Thanks for your bug report. The underlying cause is that on Wikipedia for the MCC "405" both MNC "03" and "034" are listed and that the numdb module assumes that ranges are consistently assigned.

We probably need some kind of sanity checks in the generated files that are shipped as part of python-stdnum to detect these kind of issues before release. The numdb module also needs to behave consistently so that an inconsistent structure does not result in digits getting lost on splitting a number.

The question remains how to deal with this particular situation. The Wikipedia page for the MNC lists "034" as "Not operational" and "Merged with Airtel in 2019". We could leave all "Not operational" entries from the data file but that would also remove some historical data and make numbers that were valid before suddenly become invalid. In this case it is obvious that split() should return ('405', '03', '4001111111') which is "more correct" than ('405', '034', '001111111') but this is a tricky one to solve nicely.

arthurdejong commented 3 years ago

The fix for the last bit is implemented in b7901d6 by ignoring "Not operational" entries if they would conflict with other entries.

In 38c368d a consistency improvement in the numdb handling was made to ensure that if there is conflicting data at least one splitting is chosen and no digits should get lost.

The sanity check for the data files is still on my TODO list ;)

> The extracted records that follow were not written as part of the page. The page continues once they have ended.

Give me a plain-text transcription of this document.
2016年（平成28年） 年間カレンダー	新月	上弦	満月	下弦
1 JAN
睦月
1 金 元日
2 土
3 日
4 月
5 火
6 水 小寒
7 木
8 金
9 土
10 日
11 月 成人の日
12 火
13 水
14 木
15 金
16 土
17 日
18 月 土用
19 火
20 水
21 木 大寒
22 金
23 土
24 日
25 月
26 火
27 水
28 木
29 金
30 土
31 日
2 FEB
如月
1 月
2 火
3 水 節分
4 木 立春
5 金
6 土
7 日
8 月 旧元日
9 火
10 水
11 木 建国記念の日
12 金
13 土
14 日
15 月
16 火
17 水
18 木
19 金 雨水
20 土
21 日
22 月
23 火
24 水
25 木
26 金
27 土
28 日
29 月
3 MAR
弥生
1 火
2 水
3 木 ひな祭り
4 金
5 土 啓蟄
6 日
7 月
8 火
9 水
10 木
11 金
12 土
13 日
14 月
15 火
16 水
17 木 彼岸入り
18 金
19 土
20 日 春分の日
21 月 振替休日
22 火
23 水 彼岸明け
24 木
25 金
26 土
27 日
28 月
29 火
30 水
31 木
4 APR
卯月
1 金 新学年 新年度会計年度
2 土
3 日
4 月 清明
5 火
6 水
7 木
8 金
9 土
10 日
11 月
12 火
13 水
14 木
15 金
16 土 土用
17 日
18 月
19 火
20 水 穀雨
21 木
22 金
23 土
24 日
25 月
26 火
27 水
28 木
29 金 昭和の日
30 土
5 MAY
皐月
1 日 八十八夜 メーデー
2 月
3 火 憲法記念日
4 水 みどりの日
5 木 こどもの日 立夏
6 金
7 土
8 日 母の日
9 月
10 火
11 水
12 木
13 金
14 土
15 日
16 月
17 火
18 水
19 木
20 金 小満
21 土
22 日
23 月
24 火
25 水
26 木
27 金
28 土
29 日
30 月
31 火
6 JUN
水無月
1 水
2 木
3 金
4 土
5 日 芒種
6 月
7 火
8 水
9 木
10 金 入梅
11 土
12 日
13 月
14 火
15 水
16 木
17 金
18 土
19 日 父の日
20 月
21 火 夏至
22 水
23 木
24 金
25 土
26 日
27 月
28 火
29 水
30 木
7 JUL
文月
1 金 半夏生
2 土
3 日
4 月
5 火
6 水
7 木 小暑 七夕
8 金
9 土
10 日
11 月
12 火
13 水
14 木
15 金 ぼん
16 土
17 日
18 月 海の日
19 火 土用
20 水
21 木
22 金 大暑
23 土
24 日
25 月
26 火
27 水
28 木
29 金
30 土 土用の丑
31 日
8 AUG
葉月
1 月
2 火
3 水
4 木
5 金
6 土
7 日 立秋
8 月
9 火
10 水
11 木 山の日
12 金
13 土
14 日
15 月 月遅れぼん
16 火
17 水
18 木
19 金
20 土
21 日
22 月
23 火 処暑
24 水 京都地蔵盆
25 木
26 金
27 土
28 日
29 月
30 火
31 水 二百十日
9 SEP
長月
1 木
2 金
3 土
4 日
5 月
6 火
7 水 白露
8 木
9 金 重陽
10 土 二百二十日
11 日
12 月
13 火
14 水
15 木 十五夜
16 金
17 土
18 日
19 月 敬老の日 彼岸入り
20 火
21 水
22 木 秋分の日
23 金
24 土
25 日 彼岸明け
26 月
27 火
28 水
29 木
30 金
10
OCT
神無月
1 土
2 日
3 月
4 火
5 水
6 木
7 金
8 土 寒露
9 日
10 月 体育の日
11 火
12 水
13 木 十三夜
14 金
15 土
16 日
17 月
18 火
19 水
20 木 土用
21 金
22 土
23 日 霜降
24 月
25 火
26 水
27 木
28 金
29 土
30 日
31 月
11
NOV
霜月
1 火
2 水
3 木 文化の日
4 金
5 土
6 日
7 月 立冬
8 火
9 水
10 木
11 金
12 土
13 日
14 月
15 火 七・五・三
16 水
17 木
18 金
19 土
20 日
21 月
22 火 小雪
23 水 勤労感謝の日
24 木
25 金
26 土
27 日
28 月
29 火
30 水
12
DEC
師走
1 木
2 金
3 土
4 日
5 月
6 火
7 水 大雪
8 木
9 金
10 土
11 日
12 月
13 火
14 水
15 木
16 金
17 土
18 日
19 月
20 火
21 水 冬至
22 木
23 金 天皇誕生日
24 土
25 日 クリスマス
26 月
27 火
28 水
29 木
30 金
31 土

hozn commented 3 years ago

I believe in this case the IR.21 file from the operator actually lists 405 034 as a valid MCC, MNC pair. I'm not entirely sure how to deconflict these datasets, but it would appear that 405034 would be correct here.

image

image

I think what may be going on here, looking at some other datasets, has to do with the leading 0 that could be present in the MNC (and hence IMSI) from this operator. Other datasets show this PLMN as 40534. What a confusing world.